Q: Do you feel awareness of palliative care’s importance during earlier stages of serious illness is growing within the industry? 

KN: Absolutely, there’s definitely growing awareness. Healthcare systems are now expected to have palliative care programs, and those programs are expected to be involved in more places than just the ICU or the cancer clinic. I think recognition is growing of the value of both specialty and primary palliative care, but also primary palliative care. 

As the patient population grows older, we’re seeing more and more requests for the application of palliative care principles in places like orthopedics. When older adult patients have a hip fracture, physicians are thinking a little bit differently about what interventions are appropriate and how to better support patients that maybe aren’t recovering the same way that a younger population does. 

Q: What are the biggest barriers to wider adoption or integration of palliative care?

KN: I think it’s important to answer this question for both primary and specialty palliative care. In terms of primary palliative care — it’s hard to face serious illness. It’s hard for physicians to admit that we can’t fix everything, especially if we are still functioning in payment programs that incentivize doing more. It’s easier to do more than to have the difficult conversation.

In those situations the academy, and we as individual hospice and palliative care clinicians, are always offering education and support to the folks that are facing that every day — so that they have the words to have those conversations, they have the time to have those conversations, and they have the support to do that. 

In specialty palliative care, while there is widespread acknowledgment of the need for palliative care in many different healthcare settings, I think there’s still opportunity for greater understanding and appreciation of the way palliative care can be delivered in order to be effective. Our evidence base tells us that effective palliative care is not just a palliative care physician or nurse practitioner — it’s an interdisciplinary team. The real effect takes place over time, particularly in the outpatient setting. We know that it’s an iterative process of multiple conversations and building rapport with patients, sometimes over a year or more, to really have a meaningful impact.

We have a lot of opportunities to partner with organizations that are not just physicians, but our social work and nursing colleagues, our chaplains, pharmacists and therapists. Making sure they have a seat at the table and that their voice is heard.  

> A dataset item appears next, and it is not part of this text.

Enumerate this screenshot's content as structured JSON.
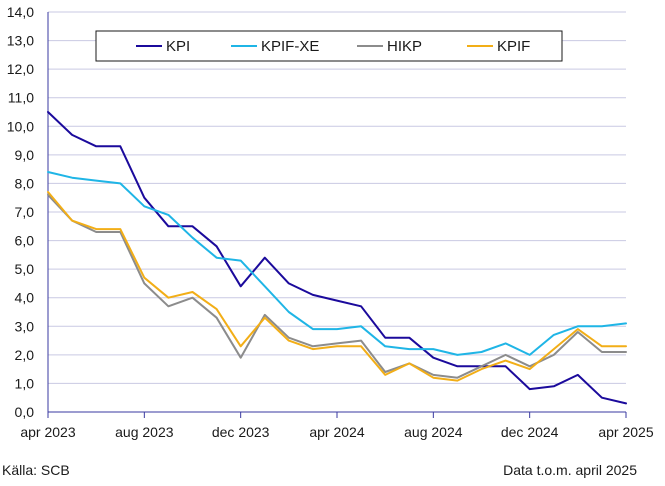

Q: Can you speak more to the growing integration of palliative care principals within oncology?

KN: I really appreciate the dialogue that’s happening in oncology. As oncologists have access to more and more amazing life-saving and life-changing treatments, it gets more and more challenging to have those conversations with patients about whether treatment is the right thing for them or not.

I’m in awe of my oncology colleagues who are able to align their patients’ goals with these amazing treatments.

It’s also great to see cancer survival studies incorporating quality-of-life measures because it’s not just about extending the days. It’s being sure to include the patient’s perspective and values to ensure the treatment is helping them live a life that they find acceptable.